Winchester v. State

BOOTH, Judge.

This cause is before us on an appeal from a final judgment finding appellants guilty of armed robbery. Appellants’ appeal, inter alia, the denial of their motion to suppress certain evidence found in a search of the apartment in which they were arrested. The apartment was owned by the girlfriend of one of the appellants, who gave police a written consent form authorizing the search. Appellants rely on Silva v. State, 344 So.2d 559 (Fla.1977). There, a woman who lived with the accused, though not married, consented to a search of a closet, which contained only belongings of the accused and which she only went into when cleaning. The Florida Supreme Court held that her consent did not give police authority to conduct a warrantless search over the accused’s objections. Here, the girlfriend told the officers that she was the owner of the apartment, signed a written consent form and directed the officers to the bedroom where the evidence was found. At hearing on motion to suppress, Winchester *463testified that his name was on the lease as co-tenant. No lease was put in evidence. Moreover, there was no showing that defendant, even if a co-tenant, had any expectation of privacy in the closet wherein the evidence was found.

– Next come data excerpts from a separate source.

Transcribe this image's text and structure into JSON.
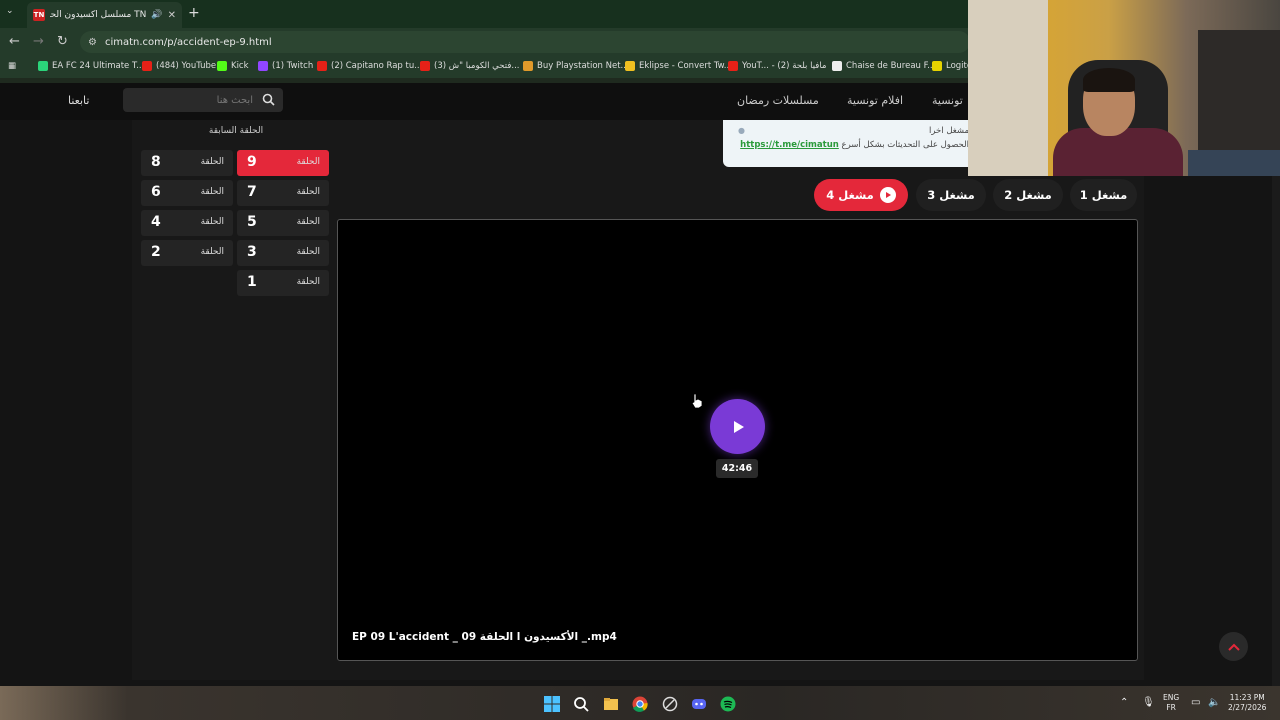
{
  "browser": {
    "tab_title": "TN مسلسل أكسيدون الحلقة",
    "tab_favicon": "TN",
    "url": "cimatn.com/p/accident-ep-9.html",
    "bookmarks": [
      {
        "label": "EA FC 24 Ultimate T...",
        "color": "#2bd47a"
      },
      {
        "label": "(484) YouTube",
        "color": "#e62117"
      },
      {
        "label": "Kick",
        "color": "#53fc18"
      },
      {
        "label": "(1) Twitch",
        "color": "#9146ff"
      },
      {
        "label": "(2) Capitano Rap tu...",
        "color": "#e62117"
      },
      {
        "label": "(3) فتحي الكومبا \"ش...",
        "color": "#e62117"
      },
      {
        "label": "Buy Playstation Net...",
        "color": "#e09a2b"
      },
      {
        "label": "Eklipse - Convert Tw...",
        "color": "#f0c020"
      },
      {
        "label": "YouT... - مافيا بلحة (2)",
        "color": "#e62117"
      },
      {
        "label": "Chaise de Bureau F...",
        "color": "#eeeeee"
      },
      {
        "label": "Logite",
        "color": "#e6d400"
      }
    ]
  },
  "header": {
    "nav": [
      "تونسية",
      "افلام تونسية",
      "مسلسلات رمضان"
    ],
    "search_placeholder": "ابحث هنا",
    "follow_label": "تابعنا"
  },
  "sidebar": {
    "title": "الحلقة السابقة",
    "episode_label": "الحلقة",
    "episodes": [
      {
        "num": "9",
        "active": true
      },
      {
        "num": "8",
        "active": false
      },
      {
        "num": "7",
        "active": false
      },
      {
        "num": "6",
        "active": false
      },
      {
        "num": "5",
        "active": false
      },
      {
        "num": "4",
        "active": false
      },
      {
        "num": "3",
        "active": false
      },
      {
        "num": "2",
        "active": false
      },
      {
        "num": "1",
        "active": false
      }
    ]
  },
  "notice": {
    "line1": "مشغل اخرا",
    "line2_prefix": "الحصول على التحديثات بشكل أسرع",
    "link": "https://t.me/cimatun"
  },
  "servers": [
    "مشغل 1",
    "مشغل 2",
    "مشغل 3",
    "مشغل 4"
  ],
  "active_server": "مشغل 4",
  "player": {
    "duration": "42:46",
    "filename": "EP 09 L'accident _ الحلقة 09 l الأكسيدون _.mp4"
  },
  "taskbar": {
    "lang_top": "ENG",
    "lang_bottom": "FR",
    "time": "11:23 PM",
    "date": "2/27/2026"
  },
  "colors": {
    "accent": "#e4283a",
    "play": "#7a3ad6",
    "link": "#2a9a3a"
  }
}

We note that the United States Supreme Court has recently declared that defendants no longer are entitled to claim “automatic standing” to challenge the legality of a search without regard to whether they had an expectation of privacy in the premises searched. U. S. v. Salvucci, - U.S. -, 100 S.Ct. 2547, 65 L.Ed.2d 619 (1980), overruling Jones v. U. S., 362 U.S. 257, 80 S.Ct. 725, 4 L.Ed.2d 697 (1960). The same day, the United States Supreme Court issued its opinion in Rawlings v. Kentucky, - U.S. -, 100 S.Ct. 2556, 65 L.Ed.2d 633 (1980), holding that a defendant charged with drug violation had no expectation of privacy in a search of an acquaintance’s purse in which he had placed his own drugs. We find those decisions controlling.

Accordingly, the judgment below is affirmed.

ROBERT P. SMITH, Jr. and SHAW, JJ., concur.